1. A headache that lasts for 17 months is a problem. See a doctor.
1. Anything we said 6 months ago is inadmissible in an argument. In fact, all comments become null and void after 7 days.
1. If you won't dress like the Victoria's Secret girls, don't expect us to act like soap opera guys.
1. If you think you're fat, you probably are. Don't ask us.
1. If something we said can be interpreted two ways, and one of the ways makes you sad or angry, we meant the other one.
1. You can either ask us to do something or tell us how you want it done. Not both. If you already know best how to do it, just do it yourself.
1. Whenever possible, please say whatever you have to say during commercials.
1. Christopher Columbus did not need directions and neither do we.
1. ALL men see in only 16 colors, like Windows default settings. Peach, for example, is a fruit, not a color. Pumpkin is also a fruit. We have no idea what mauve is.
1. If it itches, it will be scratched. We do that.
1. If we ask what is wrong and you say "nothing," we will act like nothing's wrong. We know you are lying, but it is just not worth the hassle.
1. If you ask a question you don't want us to answer, expect an answer you don't want to hear.
1. When we have to go somewhere, absolutely anything you wear is fine...Really.
1. Don't ask us what we're thinking about unless you are prepared to discuss such topics as baseball, the shotgun formation, or monster trucks.
1. You have enough clothes.
1. You have too many shoes.
1. I am in shape. Round is a shape.
1. Thank you for reading this: Yes, I know, I have to sleep on the couch tonight, but did you know men really don't mind that, it's like camping.

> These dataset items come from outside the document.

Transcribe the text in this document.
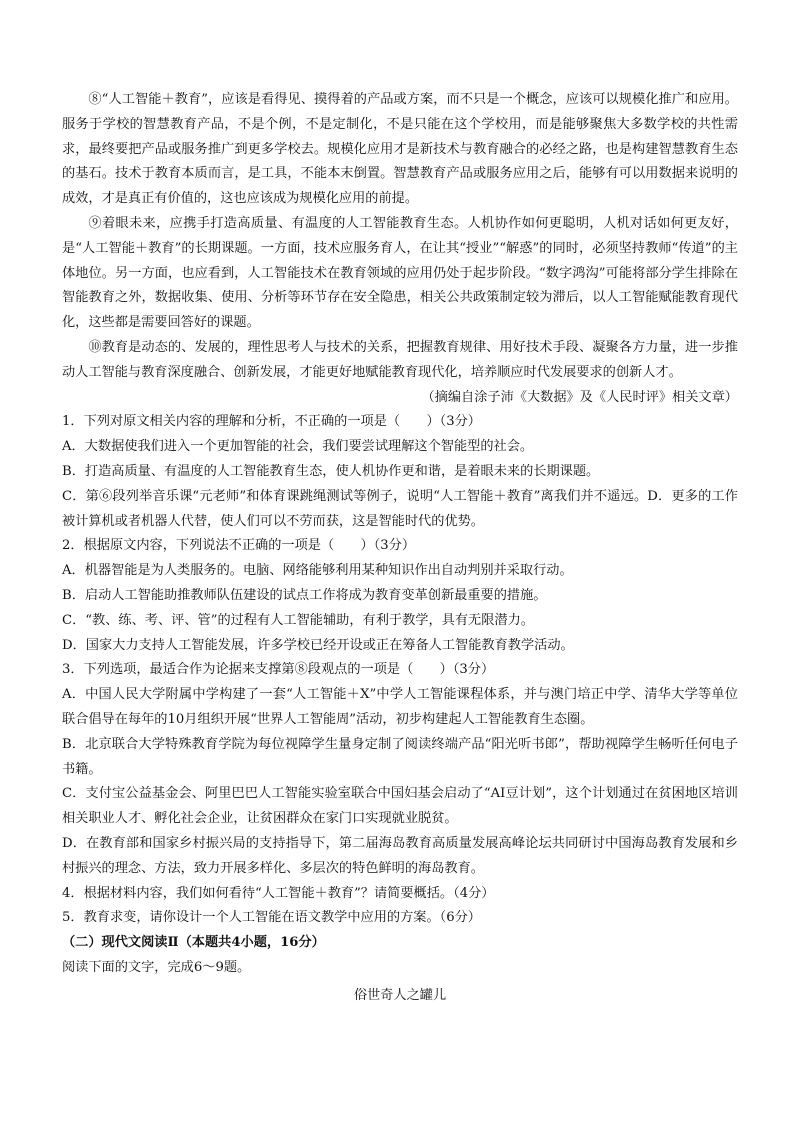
⑧“人工智能＋教育”，应该是看得见、摸得着的产品或方案，而不只是一个概念，应该可以规模化推广和应用。服务于学校的智慧教育产品，不是个例，不是定制化，不是只能在这个学校用，而是能够聚焦大多数学校的共性需求，最终要把产品或服务推广到更多学校去。规模化应用才是新技术与教育融合的必经之路，也是构建智慧教育生态的基石。技术于教育本质而言，是工具，不能本末倒置。智慧教育产品或服务应用之后，能够有可以用数据来说明的成效，才是真正有价值的，这也应该成为规模化应用的前提。

⑨着眼未来，应携手打造高质量、有温度的人工智能教育生态。人机协作如何更聪明，人机对话如何更友好，是“人工智能＋教育”的长期课题。一方面，技术应服务育人，在让其“授业”“解惑”的同时，必须坚持教师“传道”的主体地位。另一方面，也应看到，人工智能技术在教育领域的应用仍处于起步阶段。“数字鸿沟”可能将部分学生排除在智能教育之外，数据收集、使用、分析等环节存在安全隐患，相关公共政策制定较为滞后，以人工智能赋能教育现代化，这些都是需要回答好的课题。

⑩教育是动态的、发展的，理性思考人与技术的关系，把握教育规律、用好技术手段、凝聚各方力量，进一步推动人工智能与教育深度融合、创新发展，才能更好地赋能教育现代化，培养顺应时代发展要求的创新人才。

（摘编自涂子沛《大数据》及《人民时评》相关文章）

1．下列对原文相关内容的理解和分析，不正确的一项是（　　）（3分）

A．大数据使我们进入一个更加智能的社会，我们要尝试理解这个智能型的社会。

B．打造高质量、有温度的人工智能教育生态，使人机协作更和谐，是着眼未来的长期课题。

C．第⑥段列举音乐课“元老师”和体育课跳绳测试等例子，说明“人工智能＋教育”离我们并不遥远。D．更多的工作被计算机或者机器人代替，使人们可以不劳而获，这是智能时代的优势。

2．根据原文内容，下列说法不正确的一项是（　　）（3分）

A．机器智能是为人类服务的。电脑、网络能够利用某种知识作出自动判别并采取行动。

B．启动人工智能助推教师队伍建设的试点工作将成为教育变革创新最重要的措施。

C．“教、练、考、评、管”的过程有人工智能辅助，有利于教学，具有无限潜力。

D．国家大力支持人工智能发展，许多学校已经开设或正在筹备人工智能教育教学活动。

3．下列选项，最适合作为论据来支撑第⑧段观点的一项是（　　）（3分）

A．中国人民大学附属中学构建了一套“人工智能＋X”中学人工智能课程体系，并与澳门培正中学、清华大学等单位联合倡导在每年的10月组织开展“世界人工智能周”活动，初步构建起人工智能教育生态圈。

B．北京联合大学特殊教育学院为每位视障学生量身定制了阅读终端产品“阳光听书郎”，帮助视障学生畅听任何电子书籍。

C．支付宝公益基金会、阿里巴巴人工智能实验室联合中国妇基会启动了“AI豆计划”，这个计划通过在贫困地区培训相关职业人才、孵化社会企业，让贫困群众在家门口实现就业脱贫。

D．在教育部和国家乡村振兴局的支持指导下，第二届海岛教育高质量发展高峰论坛共同研讨中国海岛教育发展和乡村振兴的理念、方法，致力开展多样化、多层次的特色鲜明的海岛教育。

4．根据材料内容，我们如何看待“人工智能＋教育”？请简要概括。（4分）

5．教育求变，请你设计一个人工智能在语文教学中应用的方案。（6分）

（二）现代文阅读Ⅱ（本题共4小题，16分）

阅读下面的文字，完成6～9题。

俗世奇人之罐儿
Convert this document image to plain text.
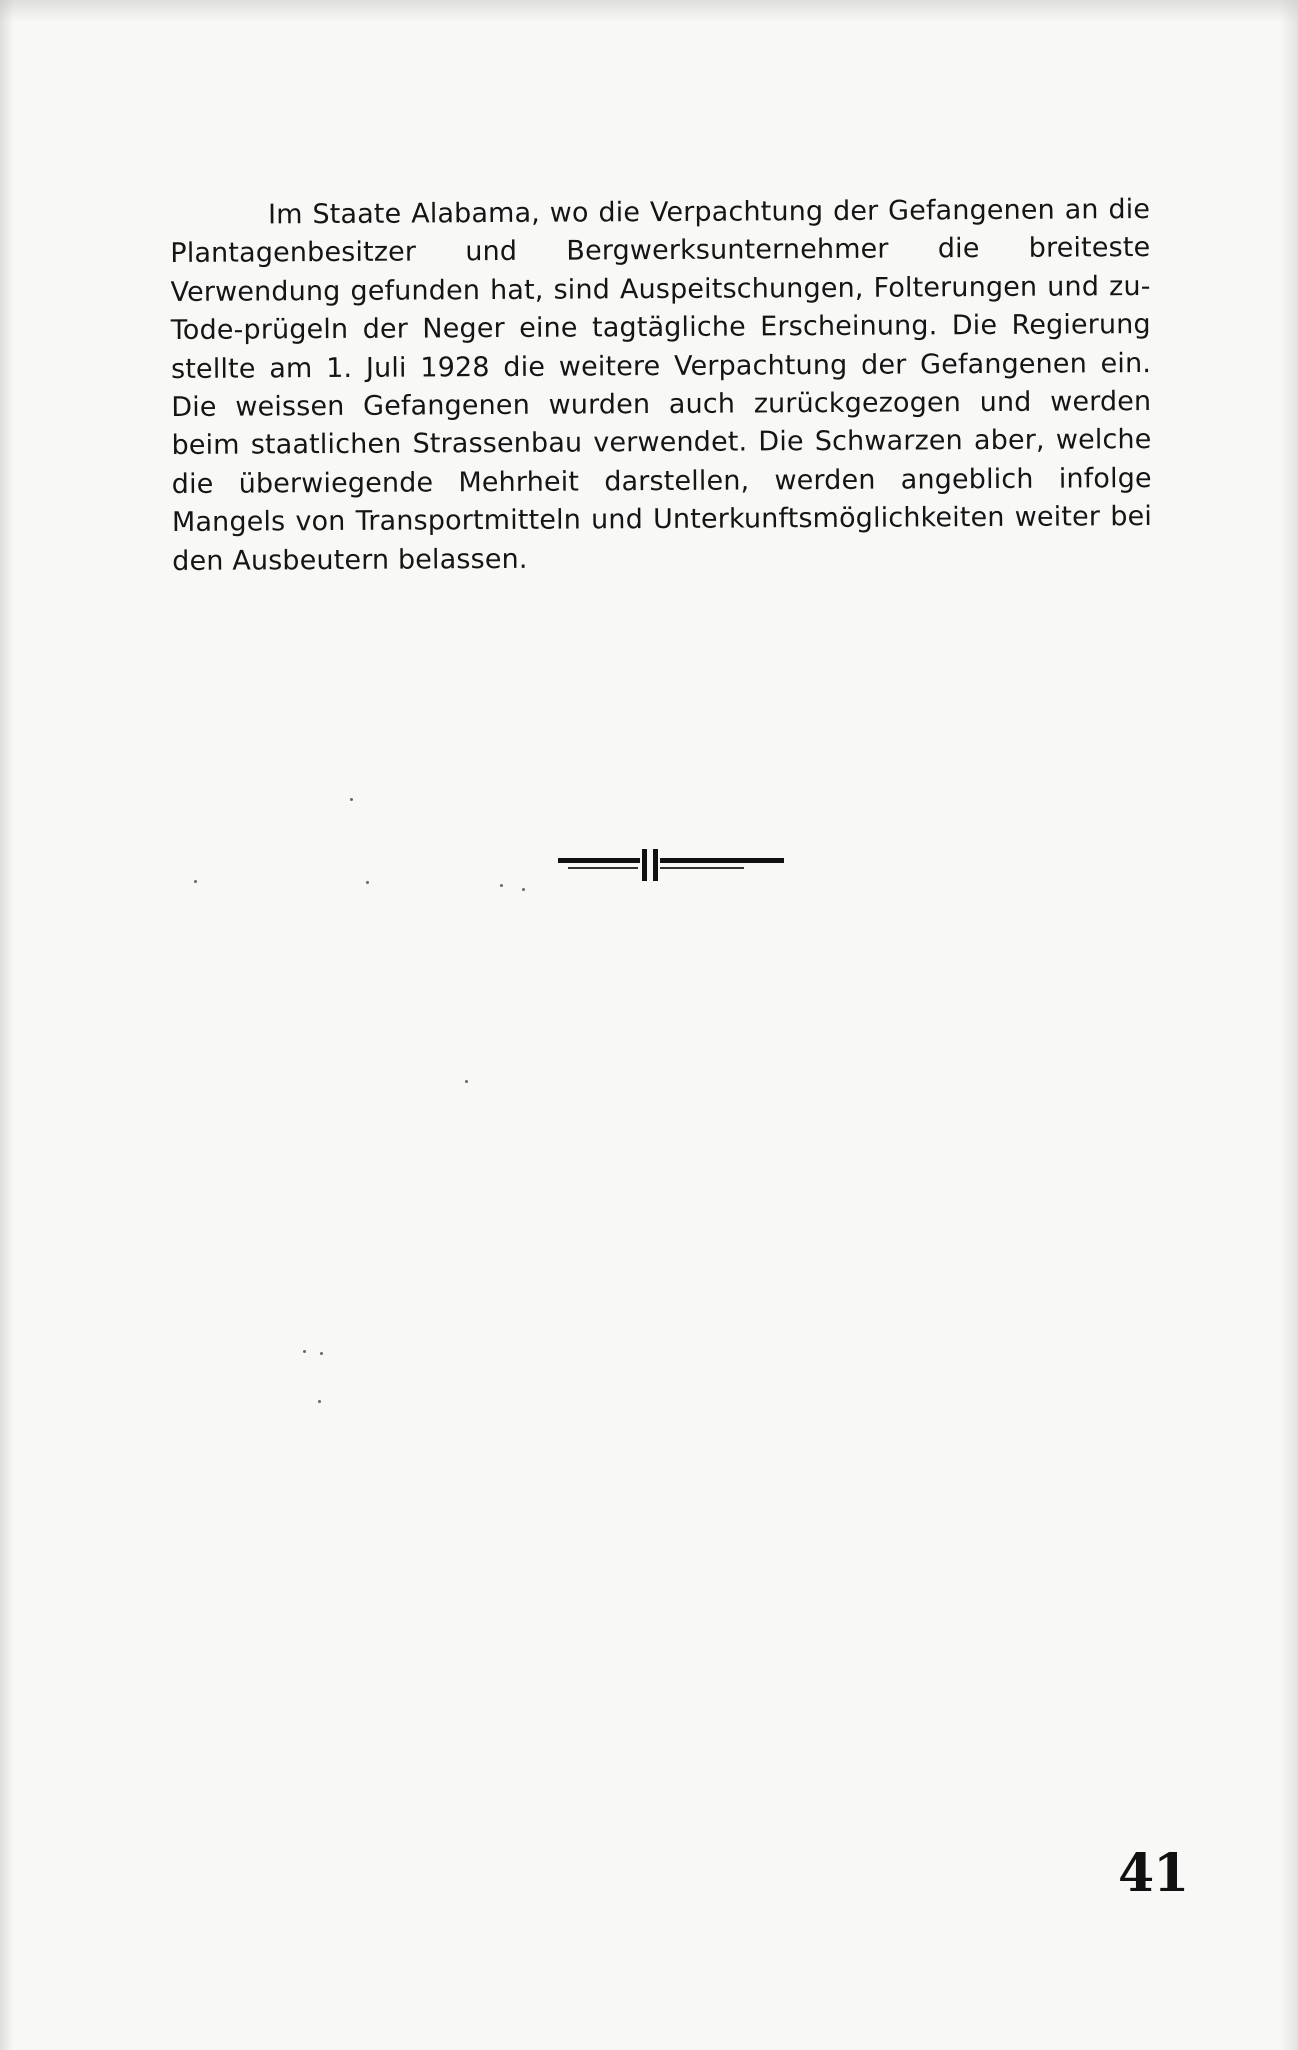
Im Staate Alabama, wo die Verpachtung der Gefangenen an die Plantagenbesitzer und Bergwerksunternehmer die breiteste Verwendung gefunden hat, sind Auspeitschungen, Folterungen und zu-Tode-prügeln der Neger eine tagtägliche Erscheinung. Die Regierung stellte am 1. Juli 1928 die weitere Verpachtung der Gefangenen ein. Die weissen Gefangenen wurden auch zurückgezogen und werden beim staatlichen Strassenbau verwendet. Die Schwarzen aber, welche die überwiegende Mehrheit darstellen, werden angeblich infolge Mangels von Transportmitteln und Unterkunftsmöglichkeiten weiter bei den Ausbeutern belassen.

41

When you change the way you look at situations,
situations change the way they appear.
I truly love my wife of 42 years, and I see no connection with the guidelines. Sorry, but I'm happy!
dick
I admit that most of these rules are not a surprise. But I do have to say that I take exception to rule 1. (Not the first rule, but the one numbered "1".)
Well Edie that's a nice list of rules to get along well with small children, but full grown smart men and women? Why?
Just treat each other like you want to be treated and if you can't do that, treat them like you would a guest. Because if you need a list of rules then probably at least one of you is a guest and will be moving along any day now.
happy here too and we have no rules posted!
Life's messy clean it up! And Be Nice!
PS I suspect it's men who are really the emotional ones and women are the logical Spocks. Women just want a list of what to do and they do it, they birth the babies and bury the dead and do it all with a graceful detachment of logic. Ask any female nurse or a woman who's Aunt Flo is visiting. It's even logical to clean up the messy house It's also logical to think your help mate would do the same. Men are so emotional if they dare go there they freak. Start one crying and watch the dam break! For some men, they can't even ask for directions which is logical when you're lost, because their emotions have then all tied up, don't look foolish, be smart, get mad, all emotional responses.